En la Unión Europea, cada país deberá definir si continúa la alternancia de horarios antes del 31 de de marzo, una vez que el año pasado el resultado de una encuesta reveló que la mayoría de la población está en contra debido a los efectos negativos en la salud.

En México, las diferencias al respecto llegaron a la Suprema Corte de Justicia de la Nación en 2001.

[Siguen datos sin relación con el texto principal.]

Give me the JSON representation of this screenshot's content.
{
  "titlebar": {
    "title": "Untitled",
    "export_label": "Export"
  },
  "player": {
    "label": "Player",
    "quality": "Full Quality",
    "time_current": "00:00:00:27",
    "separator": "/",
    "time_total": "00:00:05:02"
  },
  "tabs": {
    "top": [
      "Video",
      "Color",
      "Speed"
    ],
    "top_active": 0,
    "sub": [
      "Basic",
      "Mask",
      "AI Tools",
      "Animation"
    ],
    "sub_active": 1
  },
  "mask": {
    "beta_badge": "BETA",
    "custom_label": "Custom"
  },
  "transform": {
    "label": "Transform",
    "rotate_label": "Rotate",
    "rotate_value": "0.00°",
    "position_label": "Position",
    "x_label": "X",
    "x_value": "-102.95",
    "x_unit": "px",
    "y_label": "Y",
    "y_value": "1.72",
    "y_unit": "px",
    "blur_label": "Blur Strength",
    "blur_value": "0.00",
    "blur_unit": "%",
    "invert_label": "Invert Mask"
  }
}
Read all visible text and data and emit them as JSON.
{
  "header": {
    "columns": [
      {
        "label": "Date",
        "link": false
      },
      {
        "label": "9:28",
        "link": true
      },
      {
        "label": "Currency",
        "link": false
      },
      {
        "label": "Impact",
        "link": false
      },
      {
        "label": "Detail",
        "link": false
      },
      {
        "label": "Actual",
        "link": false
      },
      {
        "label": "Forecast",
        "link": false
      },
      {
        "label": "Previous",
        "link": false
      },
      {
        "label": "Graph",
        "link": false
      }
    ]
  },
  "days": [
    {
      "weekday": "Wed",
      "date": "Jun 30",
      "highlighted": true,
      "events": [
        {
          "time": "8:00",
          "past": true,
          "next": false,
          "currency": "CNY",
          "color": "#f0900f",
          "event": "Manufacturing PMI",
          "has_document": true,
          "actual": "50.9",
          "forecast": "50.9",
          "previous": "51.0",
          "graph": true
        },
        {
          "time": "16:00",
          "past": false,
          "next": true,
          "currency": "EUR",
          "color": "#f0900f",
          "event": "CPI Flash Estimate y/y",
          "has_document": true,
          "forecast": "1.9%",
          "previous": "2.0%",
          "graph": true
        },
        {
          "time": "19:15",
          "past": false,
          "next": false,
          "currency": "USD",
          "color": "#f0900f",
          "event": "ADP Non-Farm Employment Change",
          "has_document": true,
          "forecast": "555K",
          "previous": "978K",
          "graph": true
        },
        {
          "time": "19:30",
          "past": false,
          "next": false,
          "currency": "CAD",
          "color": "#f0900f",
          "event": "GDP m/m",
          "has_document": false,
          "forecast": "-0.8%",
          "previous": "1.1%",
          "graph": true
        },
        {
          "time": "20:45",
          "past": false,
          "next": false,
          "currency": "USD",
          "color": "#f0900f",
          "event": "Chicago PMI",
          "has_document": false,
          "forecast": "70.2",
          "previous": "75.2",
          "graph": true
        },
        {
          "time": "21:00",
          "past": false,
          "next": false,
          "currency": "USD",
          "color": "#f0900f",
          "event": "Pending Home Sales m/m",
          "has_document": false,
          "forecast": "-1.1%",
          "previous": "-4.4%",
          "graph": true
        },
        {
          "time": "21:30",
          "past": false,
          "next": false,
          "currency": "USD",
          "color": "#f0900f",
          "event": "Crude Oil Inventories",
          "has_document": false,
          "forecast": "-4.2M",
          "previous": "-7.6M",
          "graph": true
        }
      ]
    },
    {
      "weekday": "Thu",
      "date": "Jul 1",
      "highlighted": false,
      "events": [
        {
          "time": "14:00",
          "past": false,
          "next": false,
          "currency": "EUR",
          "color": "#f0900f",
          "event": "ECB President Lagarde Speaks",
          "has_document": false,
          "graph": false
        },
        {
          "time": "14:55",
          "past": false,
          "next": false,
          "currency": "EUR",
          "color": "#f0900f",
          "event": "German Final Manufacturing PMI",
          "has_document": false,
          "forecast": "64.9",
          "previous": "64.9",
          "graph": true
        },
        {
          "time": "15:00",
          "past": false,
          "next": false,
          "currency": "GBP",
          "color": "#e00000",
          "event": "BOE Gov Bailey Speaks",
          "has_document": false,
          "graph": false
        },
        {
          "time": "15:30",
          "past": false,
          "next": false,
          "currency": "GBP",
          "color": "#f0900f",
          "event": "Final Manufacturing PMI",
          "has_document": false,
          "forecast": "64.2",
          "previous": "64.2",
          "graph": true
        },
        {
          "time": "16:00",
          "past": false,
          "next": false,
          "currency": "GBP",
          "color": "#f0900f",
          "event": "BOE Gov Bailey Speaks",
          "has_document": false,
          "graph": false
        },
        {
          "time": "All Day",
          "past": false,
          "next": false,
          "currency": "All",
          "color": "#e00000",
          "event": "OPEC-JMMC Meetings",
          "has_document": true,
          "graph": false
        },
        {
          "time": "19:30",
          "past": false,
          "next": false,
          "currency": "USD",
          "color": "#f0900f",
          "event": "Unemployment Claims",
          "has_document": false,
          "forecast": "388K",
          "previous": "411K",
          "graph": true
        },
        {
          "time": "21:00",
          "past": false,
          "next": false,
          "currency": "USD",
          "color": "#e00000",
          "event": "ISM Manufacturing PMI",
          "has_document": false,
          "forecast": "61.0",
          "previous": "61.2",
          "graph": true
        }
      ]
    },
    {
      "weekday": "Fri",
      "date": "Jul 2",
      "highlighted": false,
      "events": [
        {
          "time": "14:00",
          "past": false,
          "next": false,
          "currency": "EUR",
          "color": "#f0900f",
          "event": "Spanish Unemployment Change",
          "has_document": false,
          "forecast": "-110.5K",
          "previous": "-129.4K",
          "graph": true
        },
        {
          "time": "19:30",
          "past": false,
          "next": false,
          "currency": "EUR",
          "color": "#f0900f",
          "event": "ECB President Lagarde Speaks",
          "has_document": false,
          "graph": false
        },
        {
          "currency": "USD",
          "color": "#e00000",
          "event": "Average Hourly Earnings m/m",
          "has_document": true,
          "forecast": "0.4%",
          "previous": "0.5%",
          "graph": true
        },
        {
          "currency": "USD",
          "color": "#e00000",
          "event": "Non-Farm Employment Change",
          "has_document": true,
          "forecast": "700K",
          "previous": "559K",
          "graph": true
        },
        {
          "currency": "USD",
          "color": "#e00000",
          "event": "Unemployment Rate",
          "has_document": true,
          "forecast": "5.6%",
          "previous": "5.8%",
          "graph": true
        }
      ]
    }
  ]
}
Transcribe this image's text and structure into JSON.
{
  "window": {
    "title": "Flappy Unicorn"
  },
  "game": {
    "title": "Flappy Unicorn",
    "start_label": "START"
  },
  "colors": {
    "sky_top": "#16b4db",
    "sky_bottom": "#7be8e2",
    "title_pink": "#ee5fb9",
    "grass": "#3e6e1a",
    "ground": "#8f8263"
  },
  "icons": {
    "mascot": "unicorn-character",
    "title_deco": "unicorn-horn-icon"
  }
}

El ex presidente Ernesto Zedillo expidió el decreto que estableció el horario de verano hace 23 años. En 2001, a partir de una consulta que realizó en Ciudad de México, el entonces jefe de gobierno, Andrés Manuel López Obrador, determinó que la urbe quedaba al margen de la medida; emitió un decreto y presentó un recurso de controversia constitucional ante la Corte. El entonces presidente de la República, Vicente Fox, emitió un decreto para que la capital no se excluyera de la modificación del reloj.

El máximo tribunal resolvió que ninguno de los dos tenía facultad para cambiar el horario y que, de acuerdo con la Constitución, le correspondía al Congreso de la Unión dirimir el asunto. Fue cuando el Legislativo expidió la Ley del Sistema Horario.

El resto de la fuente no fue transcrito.